In her 2017 paper “Trusting Digital Technologies Correctly”[1], Mariarosaria Taddeo examines the concept of trust in the digital space. She states that trust is a crucial component of mature information societies where we trust the technology and expect to be able to trust it. “Digital technologies are (now) so pervasive that trusting them is essential for our societies to work properly,” she says. And she is right. For the most part we do trust smart systems to make the best decisions and to help us perform significant tasks – such as flying us around the globe.
But a failure of supervision, she says, can endanger our safety and security. She cites the example of the discovery of implicit bias of COMPAS, a machine-learning based software deployed to determine recidivism risks in the US. She advocates enforcing transparency in the way digital technologies are deployed.
While companies like SoftBank Corp, NEC Corporation, Arm Holdings and thousands of others strive to deploy machine-learning and other impressively clever technical solutions it is clear that establishing effective transparency and stewardship of integrated operations is imperative. Certainly Dr Taddeo feels that relying upon individual technology companies as information gatekeepers to self-regulate, or regulate service activities by endorsing an ad hoc approach is neither satisfactory nor feasible.

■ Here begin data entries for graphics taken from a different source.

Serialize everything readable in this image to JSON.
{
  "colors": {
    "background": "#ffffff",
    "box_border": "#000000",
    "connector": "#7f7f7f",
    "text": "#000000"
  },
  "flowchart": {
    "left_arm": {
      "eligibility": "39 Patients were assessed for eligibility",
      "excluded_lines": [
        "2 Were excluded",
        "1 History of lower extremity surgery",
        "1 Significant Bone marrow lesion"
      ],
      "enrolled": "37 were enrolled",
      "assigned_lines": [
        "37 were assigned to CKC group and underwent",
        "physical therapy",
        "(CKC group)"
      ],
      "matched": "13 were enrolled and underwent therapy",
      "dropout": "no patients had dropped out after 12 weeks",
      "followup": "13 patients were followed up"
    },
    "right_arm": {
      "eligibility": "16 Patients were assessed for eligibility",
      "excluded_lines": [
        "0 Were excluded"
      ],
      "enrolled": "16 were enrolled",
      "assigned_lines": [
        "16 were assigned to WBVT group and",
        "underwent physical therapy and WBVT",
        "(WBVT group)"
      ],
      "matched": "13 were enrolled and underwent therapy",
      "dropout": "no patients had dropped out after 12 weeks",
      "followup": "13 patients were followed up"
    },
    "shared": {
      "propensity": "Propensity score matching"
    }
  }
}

To be sure this is not a barren area of oversight and control. For example the UK Government’s Office for Artificial Intelligence, a unit run jointly by the Department for Digital, Culture, Media and Sport (DMCS) and the Department for Business, Energy and Industrial Strategy (BEIS) openly promotes its role as a standard-setter and commissioner of services and the need for data sharing and data trust. It is also active in helping to bring investment, inter alia, into the fintech and drone sectors.

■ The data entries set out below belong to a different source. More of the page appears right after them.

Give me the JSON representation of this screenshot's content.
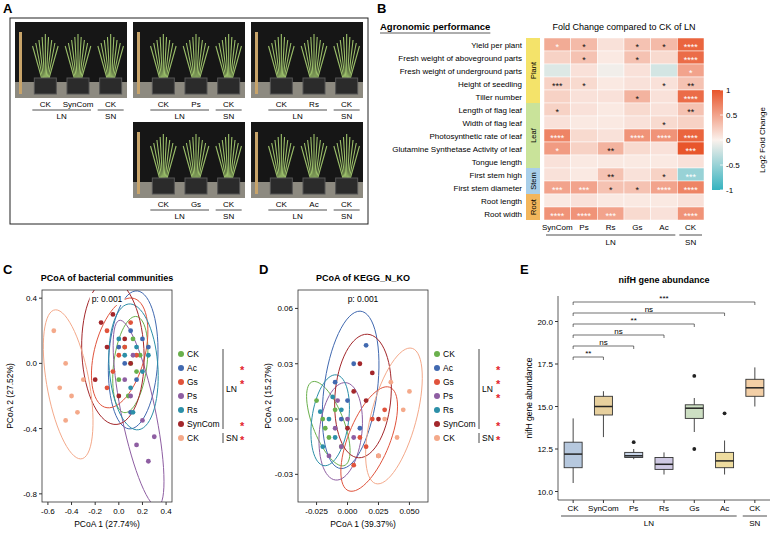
{
  "panel_labels": [
    "A",
    "B",
    "C",
    "D",
    "E"
  ],
  "photo_panel": {
    "panels": [
      {
        "labels": [
          "CK",
          "SynCom",
          "CK"
        ],
        "groups": [
          {
            "label": "LN",
            "size": 2
          },
          {
            "label": "SN",
            "size": 1
          }
        ]
      },
      {
        "labels": [
          "CK",
          "Ps",
          "CK"
        ],
        "groups": [
          {
            "label": "LN",
            "size": 2
          },
          {
            "label": "SN",
            "size": 1
          }
        ]
      },
      {
        "labels": [
          "CK",
          "Rs",
          "CK"
        ],
        "groups": [
          {
            "label": "LN",
            "size": 2
          },
          {
            "label": "SN",
            "size": 1
          }
        ]
      },
      {
        "labels": [
          "CK",
          "Gs",
          "CK"
        ],
        "groups": [
          {
            "label": "LN",
            "size": 2
          },
          {
            "label": "SN",
            "size": 1
          }
        ]
      },
      {
        "labels": [
          "CK",
          "Ac",
          "CK"
        ],
        "groups": [
          {
            "label": "LN",
            "size": 2
          },
          {
            "label": "SN",
            "size": 1
          }
        ]
      }
    ]
  },
  "chart_data": [
    {
      "type": "heatmap",
      "title": "Fold Change compared to CK of LN",
      "row_header": "Agronomic performance",
      "rows": [
        "Yield per plant",
        "Fresh weight of aboveground parts",
        "Fresh weight of underground parts",
        "Height of seedling",
        "Tiller number",
        "Length of flag leaf",
        "Width of flag leaf",
        "Photosynthetic rate of leaf",
        "Glutamine Synthetase Activity of leaf",
        "Tongue length",
        "First stem high",
        "First stem diameter",
        "Root length",
        "Root width"
      ],
      "row_groups": [
        {
          "label": "Plant",
          "color": "#f4e36a",
          "size": 5
        },
        {
          "label": "Leaf",
          "color": "#c9e39a",
          "size": 5
        },
        {
          "label": "Stem",
          "color": "#a9cfe9",
          "size": 2
        },
        {
          "label": "Root",
          "color": "#f2b65c",
          "size": 2
        }
      ],
      "columns": [
        "SynCom",
        "Ps",
        "Rs",
        "Gs",
        "Ac",
        "CK"
      ],
      "column_groups": [
        {
          "label": "LN",
          "size": 5
        },
        {
          "label": "SN",
          "size": 1
        }
      ],
      "cells": [
        [
          0.45,
          0.35,
          0.1,
          0.3,
          0.35,
          0.9
        ],
        [
          0.2,
          0.3,
          0.05,
          0.3,
          0.15,
          0.85
        ],
        [
          -0.15,
          0.1,
          -0.05,
          0.1,
          -0.2,
          0.5
        ],
        [
          0.2,
          0.15,
          0.05,
          0.1,
          0.1,
          0.3
        ],
        [
          0.2,
          0.1,
          0.1,
          0.4,
          0.1,
          0.85
        ],
        [
          0.2,
          0.1,
          0.05,
          0.15,
          0.1,
          0.3
        ],
        [
          0.1,
          0.05,
          0.05,
          0.1,
          0.15,
          0.2
        ],
        [
          0.7,
          0.15,
          0.1,
          0.6,
          0.6,
          0.9
        ],
        [
          0.55,
          0.2,
          0.4,
          0.15,
          0.1,
          1
        ],
        [
          0.1,
          0.05,
          0.05,
          0.05,
          0.05,
          0.1
        ],
        [
          0.1,
          0.05,
          0.3,
          0.1,
          0.2,
          -0.5
        ],
        [
          0.5,
          0.5,
          0.3,
          0.3,
          0.5,
          0.7
        ],
        [
          0.05,
          0.1,
          0.05,
          0.05,
          0.05,
          0.1
        ],
        [
          0.6,
          0.6,
          0.5,
          0.15,
          0.1,
          0.6
        ]
      ],
      "significance": [
        [
          "*",
          "*",
          null,
          "*",
          "*",
          "****"
        ],
        [
          null,
          "*",
          null,
          "*",
          null,
          "****"
        ],
        [
          null,
          null,
          null,
          null,
          null,
          "*"
        ],
        [
          "***",
          "*",
          null,
          null,
          "*",
          "**"
        ],
        [
          null,
          null,
          null,
          "*",
          null,
          "****"
        ],
        [
          "*",
          null,
          null,
          null,
          null,
          "**"
        ],
        [
          null,
          null,
          null,
          null,
          "*",
          null
        ],
        [
          "****",
          null,
          null,
          "****",
          "****",
          "****"
        ],
        [
          "*",
          null,
          "**",
          null,
          null,
          "***"
        ],
        [
          null,
          null,
          null,
          null,
          null,
          null
        ],
        [
          null,
          null,
          "**",
          null,
          "*",
          "***"
        ],
        [
          "***",
          "***",
          "*",
          "*",
          "****",
          "****"
        ],
        [
          null,
          null,
          null,
          null,
          null,
          null
        ],
        [
          "****",
          "****",
          "***",
          null,
          null,
          "****"
        ]
      ],
      "colorbar": {
        "title": "Log2 Fold Change",
        "range": [
          -1,
          1
        ],
        "ticks": [
          -1,
          -0.5,
          0,
          0.5,
          1
        ],
        "colors": [
          "#35b3c0",
          "#fbf1ec",
          "#e8552b"
        ]
      }
    },
    {
      "type": "scatter",
      "title": "PCoA of bacterial communities",
      "annotation": "p: 0.001",
      "x_label": "PCoA 1 (27.74%)",
      "y_label": "PCoA 2 (27.52%)",
      "xlim": [
        -0.65,
        0.45
      ],
      "ylim": [
        -0.85,
        0.45
      ],
      "xticks": [
        -0.6,
        -0.4,
        -0.2,
        {
          "value": 0,
          "label": "0.0"
        },
        0.2,
        0.4
      ],
      "yticks": [
        -0.8,
        -0.4,
        {
          "value": 0,
          "label": "0.0"
        },
        0.4
      ],
      "grid": false,
      "legend": "right",
      "series": [
        {
          "name": "CK",
          "group": "LN",
          "color": "#6ab04c",
          "significance": null,
          "x": [
            0.05,
            0.1,
            0.15,
            0.0,
            0.12,
            0.08,
            0.18
          ],
          "values": [
            0.1,
            0.0,
            -0.05,
            -0.1,
            0.15,
            -0.2,
            0.05
          ]
        },
        {
          "name": "Ac",
          "group": "LN",
          "color": "#4169b0",
          "significance": "*",
          "x": [
            0.1,
            0.2,
            0.05,
            0.15,
            0.25,
            0.0,
            0.1
          ],
          "values": [
            0.2,
            0.15,
            0.0,
            -0.1,
            0.1,
            0.1,
            -0.3
          ]
        },
        {
          "name": "Gs",
          "group": "LN",
          "color": "#e0533c",
          "significance": "*",
          "x": [
            -0.1,
            0.0,
            0.05,
            -0.05,
            0.1,
            0.15,
            -0.1
          ],
          "values": [
            0.2,
            0.05,
            0.1,
            -0.05,
            0.25,
            0.05,
            -0.15
          ]
        },
        {
          "name": "Ps",
          "group": "LN",
          "color": "#8e5ea2",
          "significance": null,
          "x": [
            0.1,
            0.2,
            0.05,
            0.15,
            0.25,
            0.12,
            0.3
          ],
          "values": [
            -0.2,
            -0.35,
            -0.1,
            -0.5,
            -0.6,
            0.05,
            -0.45
          ]
        },
        {
          "name": "Rs",
          "group": "LN",
          "color": "#2c8fa8",
          "significance": null,
          "x": [
            0.05,
            0.15,
            0.2,
            0.1,
            0.0,
            0.25,
            0.12
          ],
          "values": [
            0.05,
            0.1,
            -0.05,
            -0.15,
            0.15,
            0.05,
            -0.3
          ]
        },
        {
          "name": "SynCom",
          "group": "LN",
          "color": "#a3272b",
          "significance": "*",
          "x": [
            -0.1,
            0.05,
            -0.2,
            0.0,
            -0.15,
            0.1,
            -0.05
          ],
          "values": [
            0.1,
            0.15,
            -0.1,
            -0.2,
            0.25,
            0.0,
            0.3
          ]
        },
        {
          "name": "CK",
          "group": "SN",
          "color": "#f4a98a",
          "significance": "*",
          "x": [
            -0.45,
            -0.4,
            -0.5,
            -0.55,
            -0.35,
            -0.3,
            -0.45
          ],
          "values": [
            0.0,
            -0.2,
            -0.15,
            0.2,
            -0.3,
            -0.1,
            -0.35
          ]
        }
      ]
    },
    {
      "type": "scatter",
      "title": "PCoA of KEGG_N_KO",
      "annotation": "p: 0.001",
      "x_label": "PCoA 1 (39.37%)",
      "y_label": "PCoA 2 (15.27%)",
      "xlim": [
        -0.04,
        0.065
      ],
      "ylim": [
        -0.045,
        0.07
      ],
      "xticks": [
        -0.025,
        {
          "value": 0,
          "label": "0.000"
        },
        0.025,
        {
          "value": 0.05,
          "label": "0.050"
        }
      ],
      "yticks": [
        -0.03,
        {
          "value": 0,
          "label": "0.00"
        },
        0.03,
        0.06
      ],
      "grid": false,
      "legend": "right",
      "series": [
        {
          "name": "CK",
          "group": "LN",
          "color": "#6ab04c",
          "significance": null,
          "x": [
            -0.02,
            -0.015,
            -0.01,
            -0.025,
            -0.005,
            -0.018
          ],
          "values": [
            0.0,
            -0.01,
            0.005,
            0.01,
            -0.015,
            -0.005
          ]
        },
        {
          "name": "Ac",
          "group": "LN",
          "color": "#4169b0",
          "significance": "*",
          "x": [
            0.0,
            0.005,
            -0.01,
            0.01,
            0.015,
            -0.005
          ],
          "values": [
            0.01,
            0.03,
            0.02,
            -0.005,
            0.04,
            0.0
          ]
        },
        {
          "name": "Gs",
          "group": "LN",
          "color": "#e0533c",
          "significance": "*",
          "x": [
            0.01,
            0.02,
            0.025,
            0.005,
            0.015,
            0.03
          ],
          "values": [
            -0.01,
            0.0,
            -0.02,
            -0.025,
            -0.015,
            0.005
          ]
        },
        {
          "name": "Ps",
          "group": "LN",
          "color": "#8e5ea2",
          "significance": "*",
          "x": [
            -0.01,
            -0.005,
            0.0,
            -0.015,
            0.005,
            -0.008
          ],
          "values": [
            -0.005,
            -0.015,
            0.0,
            -0.02,
            -0.01,
            0.01
          ]
        },
        {
          "name": "Rs",
          "group": "LN",
          "color": "#2c8fa8",
          "significance": null,
          "x": [
            -0.015,
            -0.01,
            -0.02,
            -0.005,
            -0.012,
            -0.022
          ],
          "values": [
            0.0,
            -0.01,
            -0.015,
            0.005,
            0.012,
            0.004
          ]
        },
        {
          "name": "SynCom",
          "group": "LN",
          "color": "#a3272b",
          "significance": "*",
          "x": [
            0.005,
            0.015,
            0.02,
            0.0,
            0.025,
            0.01
          ],
          "values": [
            0.015,
            0.01,
            0.025,
            -0.005,
            0.0,
            0.03
          ]
        },
        {
          "name": "CK",
          "group": "SN",
          "color": "#f4a98a",
          "significance": "*",
          "x": [
            0.03,
            0.04,
            0.035,
            0.045,
            0.025,
            0.05
          ],
          "values": [
            0.0,
            -0.01,
            0.02,
            0.005,
            -0.02,
            0.015
          ]
        }
      ]
    },
    {
      "type": "box",
      "title": "nifH gene abundance",
      "y_label": "nifH gene abundance",
      "categories": [
        "CK",
        "SynCom",
        "Ps",
        "Rs",
        "Gs",
        "Ac",
        "CK"
      ],
      "groups": [
        "LN",
        "LN",
        "LN",
        "LN",
        "LN",
        "LN",
        "SN"
      ],
      "colors": [
        "#b6c8de",
        "#e7d09e",
        "#c8d5e8",
        "#cfc9e3",
        "#cddfc3",
        "#eedc9f",
        "#f3cfa6"
      ],
      "min": [
        10.5,
        13.2,
        11.9,
        11.0,
        13.5,
        11.0,
        15.0
      ],
      "q1": [
        11.4,
        14.5,
        12.0,
        11.3,
        14.3,
        11.4,
        15.6
      ],
      "median": [
        12.2,
        15.0,
        12.1,
        11.6,
        14.9,
        11.8,
        16.1
      ],
      "q3": [
        12.9,
        15.6,
        12.3,
        12.0,
        15.1,
        12.3,
        16.6
      ],
      "max": [
        14.3,
        15.9,
        12.5,
        12.3,
        15.5,
        13.0,
        17.3
      ],
      "outliers": [
        [],
        [],
        [
          12.9
        ],
        [],
        [
          16.8,
          12.5
        ],
        [
          14.6
        ],
        []
      ],
      "comparison_labels": [
        null,
        "**",
        "ns",
        "ns",
        "**",
        "ns",
        "***"
      ],
      "ylim": [
        9.5,
        21.5
      ],
      "yticks": [
        {
          "value": 10,
          "label": "10.0"
        },
        12.5,
        {
          "value": 15,
          "label": "15.0"
        },
        17.5,
        {
          "value": 20,
          "label": "20.0"
        }
      ],
      "grid": false
    }
  ]
}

This is fine as long as there is policy, technical and strategic alignment between countries and cultures. But to date the track record of the harmonisation of policies or technologies – indeed even the sharing of data – between countries, even between allies – makes the likelihood of global compatibility and policy coherence feel somewhat improbable. On data sharing between the EU and other allies, there are boundaries (e.g. GDPR) and considerable self-interest. Running global databases to secure the integrity of the medical product supply chain involves the World Health Organization (WHO), but it has no supra-national powers to oblige member states to submit to a mandatory compliance regime.
So perhaps before we are de-skilled by AI, or before we abrogate responsibilities to AI, or before we lose control of our surroundings and place AI inside a protocol that we cannot then challenge (assuming we still have the ability to recognise suspect data or have the time to respond to the problem once determined), we need to ensure that all digital integrity, digital transparency and coherent integration is at the heart of the evolution of unmanned air traffic management policy-making and system implementation.